Son interrogation était sortie toute seule... Sa gaieté était presqu'irréelle. Ayant toujours une personnalité forte et masculine, c'était intriguant de voir combien le maître des voleurs l'avaient... changé.
Elle ressemblait à n'importe quelle femme. Brillante, éclatante même, joyeuse, curieuse...
Zeviehl sourit.
- Comme vous voulez. A deux nous trouverons plus facilement. Je vous propose qu'on se sépare un instant pour commencer. Cherchez vers l'Ours et le Sort, c'est la seule que je pense peu probable de l'y trouver, mais sait-on jamais... Je tenterais ma chance à l'Oeil de la Gorgone et l'Arbre Rouge. Nous finirons par le Chat en boîte.

Ils iraient bien plus vite. Si Araslane ne s'était pas trompé, ils finiraient par trouver Silgrum.
- Au fait... merci. Tu n'as rien fait. Si jamais tu te transformes en sale vampire assoiffé de sang et sans aucun contrôle, j'y penserai.

La jeune femme lui souriait. Le visage de l'homme s'assombrit. Il baissa un moment les yeux, immobile, alors qu'Octavia continua.
Il finit par la suivre machinalement alors qu'il cherchait ses mots. Il la rattrapa au moment où l'odeur du poisson abondant du port titillait leurs narines.
- Si je me transforme en créature sans contrôle... , commença Zeviehl, d'un air sombre. Faites moi l'honneur de m'offrir une mort digne... Car je n'aurais plus rien d'humain, ni de vampire, ni de quoi que se soit. Sans conscience, nous ne sommes rien...

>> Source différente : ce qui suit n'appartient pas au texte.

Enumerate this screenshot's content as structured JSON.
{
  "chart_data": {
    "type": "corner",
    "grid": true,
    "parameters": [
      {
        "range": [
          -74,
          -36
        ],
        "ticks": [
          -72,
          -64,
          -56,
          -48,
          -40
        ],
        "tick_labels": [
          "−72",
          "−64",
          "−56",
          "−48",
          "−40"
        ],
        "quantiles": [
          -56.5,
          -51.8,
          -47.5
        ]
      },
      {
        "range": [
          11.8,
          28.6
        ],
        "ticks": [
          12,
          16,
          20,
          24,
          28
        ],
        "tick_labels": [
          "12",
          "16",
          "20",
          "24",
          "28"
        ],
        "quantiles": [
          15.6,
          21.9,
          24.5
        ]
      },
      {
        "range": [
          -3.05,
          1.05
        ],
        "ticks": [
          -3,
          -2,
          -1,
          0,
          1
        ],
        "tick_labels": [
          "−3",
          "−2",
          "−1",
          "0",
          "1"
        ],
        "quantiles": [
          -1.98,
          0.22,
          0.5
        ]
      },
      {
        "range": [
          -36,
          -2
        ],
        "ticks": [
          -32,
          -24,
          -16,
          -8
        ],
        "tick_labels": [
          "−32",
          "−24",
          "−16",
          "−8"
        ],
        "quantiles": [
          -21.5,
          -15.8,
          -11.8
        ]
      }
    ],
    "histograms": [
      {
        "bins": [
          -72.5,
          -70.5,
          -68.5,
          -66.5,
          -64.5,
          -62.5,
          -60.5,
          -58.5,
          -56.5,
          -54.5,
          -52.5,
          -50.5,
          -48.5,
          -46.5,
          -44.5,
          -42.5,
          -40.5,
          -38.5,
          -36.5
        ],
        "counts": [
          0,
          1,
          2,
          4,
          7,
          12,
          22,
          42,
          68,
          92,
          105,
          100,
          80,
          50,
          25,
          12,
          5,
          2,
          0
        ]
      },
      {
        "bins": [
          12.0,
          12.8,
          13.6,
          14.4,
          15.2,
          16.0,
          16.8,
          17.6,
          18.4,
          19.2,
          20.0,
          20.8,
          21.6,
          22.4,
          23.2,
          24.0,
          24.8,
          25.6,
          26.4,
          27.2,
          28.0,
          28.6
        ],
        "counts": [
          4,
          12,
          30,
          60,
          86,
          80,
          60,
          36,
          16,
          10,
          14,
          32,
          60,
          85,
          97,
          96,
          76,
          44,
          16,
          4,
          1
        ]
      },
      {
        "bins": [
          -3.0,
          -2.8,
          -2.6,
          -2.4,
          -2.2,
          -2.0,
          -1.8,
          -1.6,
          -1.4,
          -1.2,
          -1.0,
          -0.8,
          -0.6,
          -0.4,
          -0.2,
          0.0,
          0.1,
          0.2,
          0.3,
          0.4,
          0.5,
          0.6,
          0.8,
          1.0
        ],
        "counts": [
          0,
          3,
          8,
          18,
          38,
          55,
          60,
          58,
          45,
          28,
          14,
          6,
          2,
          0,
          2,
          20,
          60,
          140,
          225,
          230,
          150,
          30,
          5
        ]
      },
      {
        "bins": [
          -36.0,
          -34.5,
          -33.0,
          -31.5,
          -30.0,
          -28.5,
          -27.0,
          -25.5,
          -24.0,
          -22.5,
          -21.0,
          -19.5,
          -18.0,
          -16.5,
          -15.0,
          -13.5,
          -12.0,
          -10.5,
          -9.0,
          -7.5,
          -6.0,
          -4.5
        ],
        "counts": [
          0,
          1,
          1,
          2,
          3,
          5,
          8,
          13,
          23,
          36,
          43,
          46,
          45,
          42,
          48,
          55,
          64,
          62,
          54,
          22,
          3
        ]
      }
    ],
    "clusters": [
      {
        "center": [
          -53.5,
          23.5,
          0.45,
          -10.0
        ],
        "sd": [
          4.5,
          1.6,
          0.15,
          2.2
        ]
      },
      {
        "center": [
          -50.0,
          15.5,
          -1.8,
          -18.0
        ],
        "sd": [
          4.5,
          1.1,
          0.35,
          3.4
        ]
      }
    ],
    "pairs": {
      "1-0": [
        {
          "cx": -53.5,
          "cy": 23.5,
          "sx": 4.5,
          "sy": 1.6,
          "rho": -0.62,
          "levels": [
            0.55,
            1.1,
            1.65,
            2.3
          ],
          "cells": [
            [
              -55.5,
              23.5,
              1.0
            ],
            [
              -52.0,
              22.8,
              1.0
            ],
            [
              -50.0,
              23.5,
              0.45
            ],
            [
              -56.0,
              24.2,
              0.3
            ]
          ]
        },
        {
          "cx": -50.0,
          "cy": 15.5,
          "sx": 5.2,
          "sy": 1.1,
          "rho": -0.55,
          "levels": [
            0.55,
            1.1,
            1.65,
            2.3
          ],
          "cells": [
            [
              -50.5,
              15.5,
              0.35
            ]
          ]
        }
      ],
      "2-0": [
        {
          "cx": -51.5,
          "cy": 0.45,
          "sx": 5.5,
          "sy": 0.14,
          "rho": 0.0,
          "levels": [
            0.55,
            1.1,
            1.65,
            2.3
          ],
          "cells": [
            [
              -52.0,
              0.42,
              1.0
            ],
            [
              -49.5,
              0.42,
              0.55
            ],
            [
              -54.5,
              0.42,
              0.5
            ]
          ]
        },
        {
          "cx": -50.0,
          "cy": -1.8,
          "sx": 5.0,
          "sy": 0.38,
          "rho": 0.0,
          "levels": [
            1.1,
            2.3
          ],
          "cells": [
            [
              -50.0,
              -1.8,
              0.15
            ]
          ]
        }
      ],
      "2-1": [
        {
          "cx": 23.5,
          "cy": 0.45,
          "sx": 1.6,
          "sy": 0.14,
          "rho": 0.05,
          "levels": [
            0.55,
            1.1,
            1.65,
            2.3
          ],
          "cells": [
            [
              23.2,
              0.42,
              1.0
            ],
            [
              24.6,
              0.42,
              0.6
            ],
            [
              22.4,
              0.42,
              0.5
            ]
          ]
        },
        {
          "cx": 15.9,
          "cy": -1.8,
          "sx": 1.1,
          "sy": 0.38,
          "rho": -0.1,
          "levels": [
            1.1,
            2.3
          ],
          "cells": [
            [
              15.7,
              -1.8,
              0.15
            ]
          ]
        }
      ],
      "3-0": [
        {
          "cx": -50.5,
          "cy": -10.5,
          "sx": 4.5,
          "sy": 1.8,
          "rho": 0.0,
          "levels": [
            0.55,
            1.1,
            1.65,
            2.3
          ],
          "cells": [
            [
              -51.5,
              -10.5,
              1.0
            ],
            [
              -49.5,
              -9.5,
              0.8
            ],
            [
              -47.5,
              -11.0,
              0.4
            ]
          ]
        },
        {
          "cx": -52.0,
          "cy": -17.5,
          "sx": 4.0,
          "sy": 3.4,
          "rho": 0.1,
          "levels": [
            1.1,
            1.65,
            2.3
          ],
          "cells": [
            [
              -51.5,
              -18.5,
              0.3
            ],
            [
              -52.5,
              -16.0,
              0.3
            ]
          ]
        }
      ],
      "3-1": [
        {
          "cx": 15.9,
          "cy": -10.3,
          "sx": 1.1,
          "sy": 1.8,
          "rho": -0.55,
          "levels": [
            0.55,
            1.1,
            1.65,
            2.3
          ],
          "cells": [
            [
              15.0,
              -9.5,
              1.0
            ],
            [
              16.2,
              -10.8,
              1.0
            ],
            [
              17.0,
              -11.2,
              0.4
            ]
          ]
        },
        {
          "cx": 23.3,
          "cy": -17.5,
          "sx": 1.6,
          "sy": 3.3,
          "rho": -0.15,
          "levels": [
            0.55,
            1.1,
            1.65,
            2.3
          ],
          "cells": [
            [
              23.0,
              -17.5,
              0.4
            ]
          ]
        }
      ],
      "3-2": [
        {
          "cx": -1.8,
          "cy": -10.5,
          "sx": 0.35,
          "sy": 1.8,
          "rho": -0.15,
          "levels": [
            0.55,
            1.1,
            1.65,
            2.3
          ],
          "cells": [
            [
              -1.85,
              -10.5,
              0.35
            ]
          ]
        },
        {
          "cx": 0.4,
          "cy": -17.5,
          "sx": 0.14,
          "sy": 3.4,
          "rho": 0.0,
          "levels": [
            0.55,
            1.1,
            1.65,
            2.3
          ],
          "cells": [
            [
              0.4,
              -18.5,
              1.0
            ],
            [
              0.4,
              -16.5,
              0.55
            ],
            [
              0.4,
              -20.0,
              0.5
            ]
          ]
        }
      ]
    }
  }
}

Il avait conscience de chacun de ses mots. Il avait toujours assumé tout ce qu'il pensait et disait aux autres...
Sa philosophie était variante. C'était un lâche qui aimait le luxe et le plaisir, surtout celle de la bonne compagnie féminine. Mais une autre part de lui contenait des valeurs et des rêves, qui au passage étaient typiquement humain, selon les créatures hostiles, tel que les démons et vampires. Zeviehl deviendrait un chasseur. Mais un chasseur qui avait ses principes... Ses souvenirs finiraient par s'estomper, il en avait conscience chaque jour.
Il espérait qu'il ne perdrait pas se qu'il est, en chemin. Celui de son existence de non-vie.